Voglia di destrutturazione

per Gabriella
Autore originale del testo: Alfredo Morganti

di Alfredo Morganti – 3 novembre 2015

Fino a ieri la preoccupazione di molti era che l’esecutivo prendesse il sopravvento politico e istituzionale sul Parlamento. Decisionismo, si diceva, che uccide la rappresentanza. Eravamo ancora all’interno della battaglia politica sull’Italicum. Si sa come è finita. Oggi, però, siamo in una fase nuova, e pochi se ne rendono conto a pieno. A partire da chi paventava rischi legati alla nuova legge elettorale voluta dal premier. Quale fase? Quella in cui l’esecutivo si diffonde a raggiera, strabordando persino dal mero ambito parlamentare, e proponendo un modello di governance in cui il personale politico si riduce, nella sua composizione, a tecnici, prefetti, magistrati, manager attorniati da una docile selva di nominati. Entriamo in una sorta di stato di ‘eccezione’, che legittima il ricorso a personale non politico, cooptato dall’esecutivo e dall’establishment direttamente ai posti di comando. Il punto, però, è che si annuncia anche una fase successiva, quella in cui alcuni di questi ‘tecnici’ si lanceranno alla ricerca del consenso tra i cittadini come candidati sindaci di centrodestra, centrosinistra o, meglio ancora, di entrambi gli schieramenti ammassati tra loro. Con l’elezione dei ‘tecnici’ si chiuderebbe una fase storica precisa, nella quale dopo l’estromissione del politico e l’emersione ‘eccezionale’ del ‘tecnico’, si avrebbe la LEGITTIMAZIONE POLITICA di quest’ultimo proprio IN QUANTO tecnico.
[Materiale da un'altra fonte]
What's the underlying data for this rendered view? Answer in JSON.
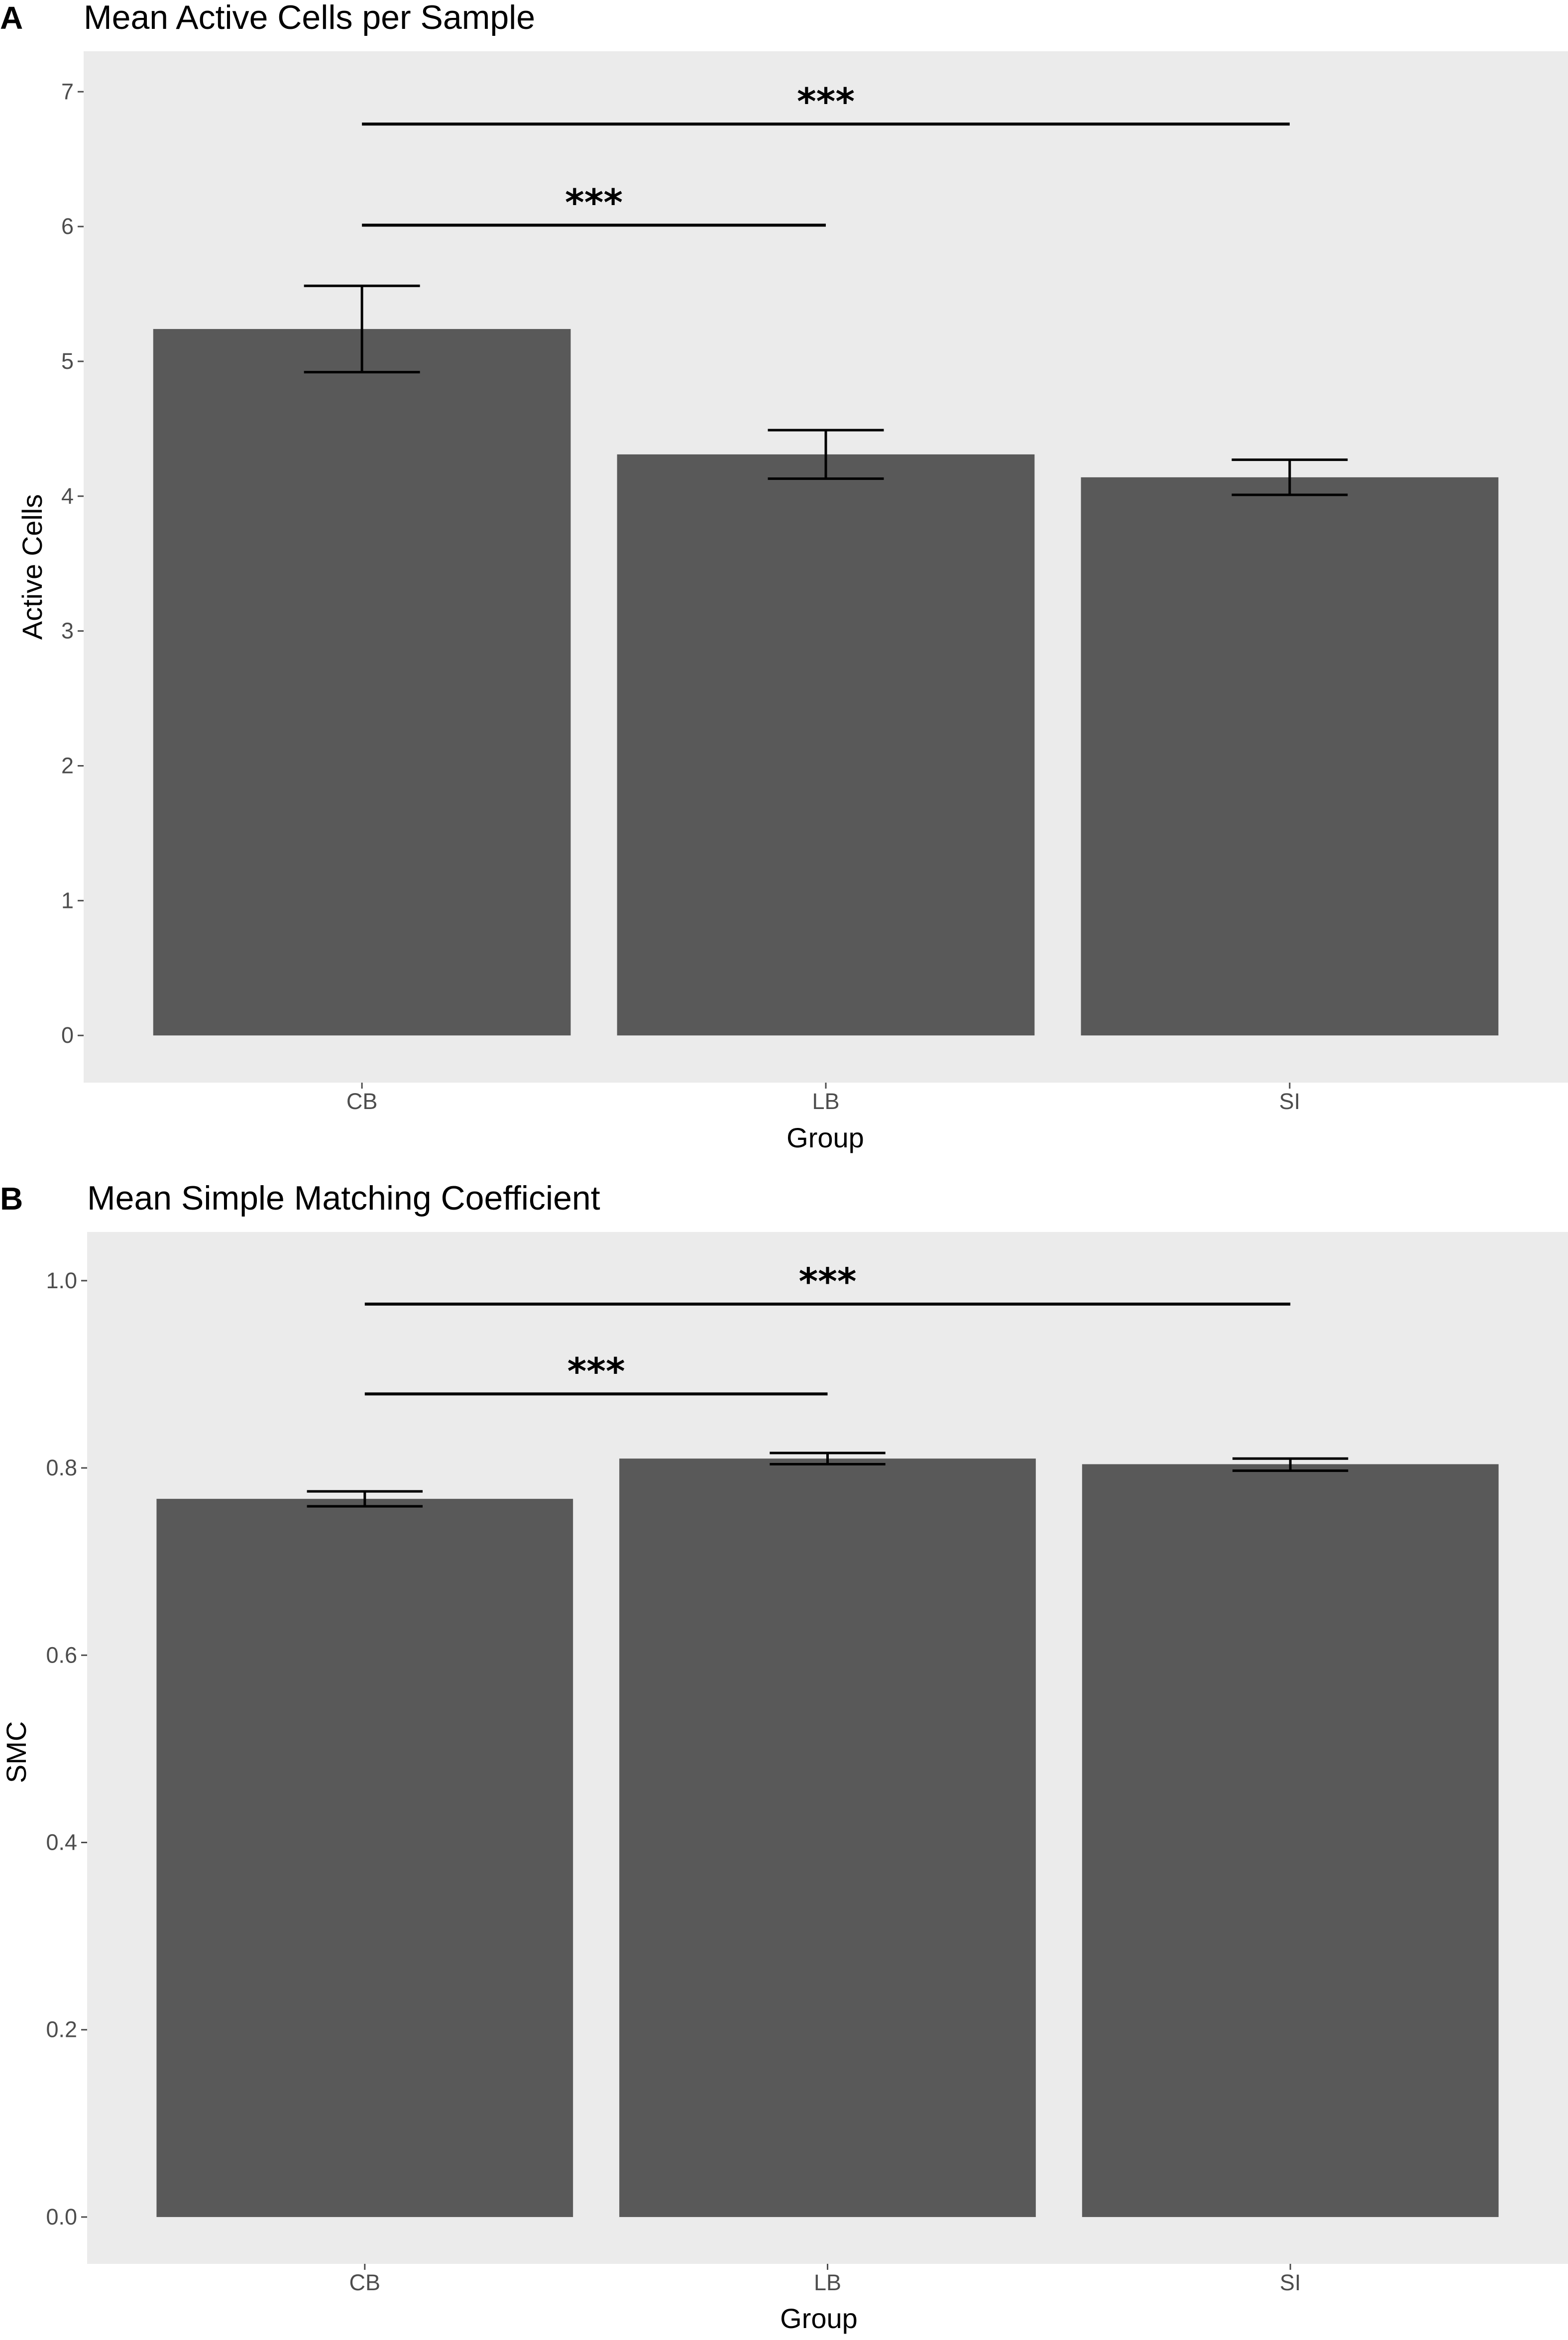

Corro troppo? Non credo. Leggete, a titolo di esempio, Lina Palmerini oggi sul Sole 24 Ore. È un inno ai senza casacche, alle candidature civiche, al trasversalismo, alla sfida dei tecnici o dei funzionari pubblici chiamati direttamente a guidare gli apparati istituzionali rappresentativi. Questi nomi, dice la Palmerini (ecco il punto), “sono potenzialmente in grado di destrutturare uno scontro che è sempre stato bipolare”. Di cancellare il confronto tra partiti, insomma, che della politica è il sale. La candidatura di Sala a Milano o quella di Alfio Marchini si muovono “lungo un consenso che può essere trasversale”. Basta, quindi, con la “forze contrapposte ideologicamente” e avanti col “civismo”, “in cui si può riconoscere qualsiasi elettore”. Qualsiasi. Di qualunque schieramento si sia parte (sempre che ancora si sia ‘parte’). È evidente che l’attacco ai partiti non è più generico, ma ha una traiettoria precisa. E Palazzo Chigi appare immensamente interessato a questa nuova linea di attacco, perché quel che resta della politica (in special modo la contrapposizione tra maggioranza e opposizione) intralcia senz’altro questa nuova direzione di marcia tecnica, trasversale, antibipolare che si è scelta. Il PD (o quel che ne resta) riesce (nel suo piccolo, e nel suo essere un arnese lontano da quel che si immaginava) persino a disturbare il manovratore, il quale, allo stato attuale, potrebbe essere indotto a spazzarlo via del tutto (rottamarlo) riducendolo ad arnese minimo, mero marchio, semplice scala per salire sul tetto del potere e poi gettare via. Non sarebbe il primo caso di un leader che uccide la sua creatura, perché d’ostacolo, perché costituisce una zavorra. Ma sarebbe clamoroso che ciò non segnali la vera patologia del sistema italiano: spazzare via la politica partecipata, organizzata, attiva, militante, di base, per ampliare lo spazio della manovra di ceto e di establishment. È chiaro, ma, a quanto sembra, ancora poco evidente a coloro che dovrebbero opporsi a questo andamento.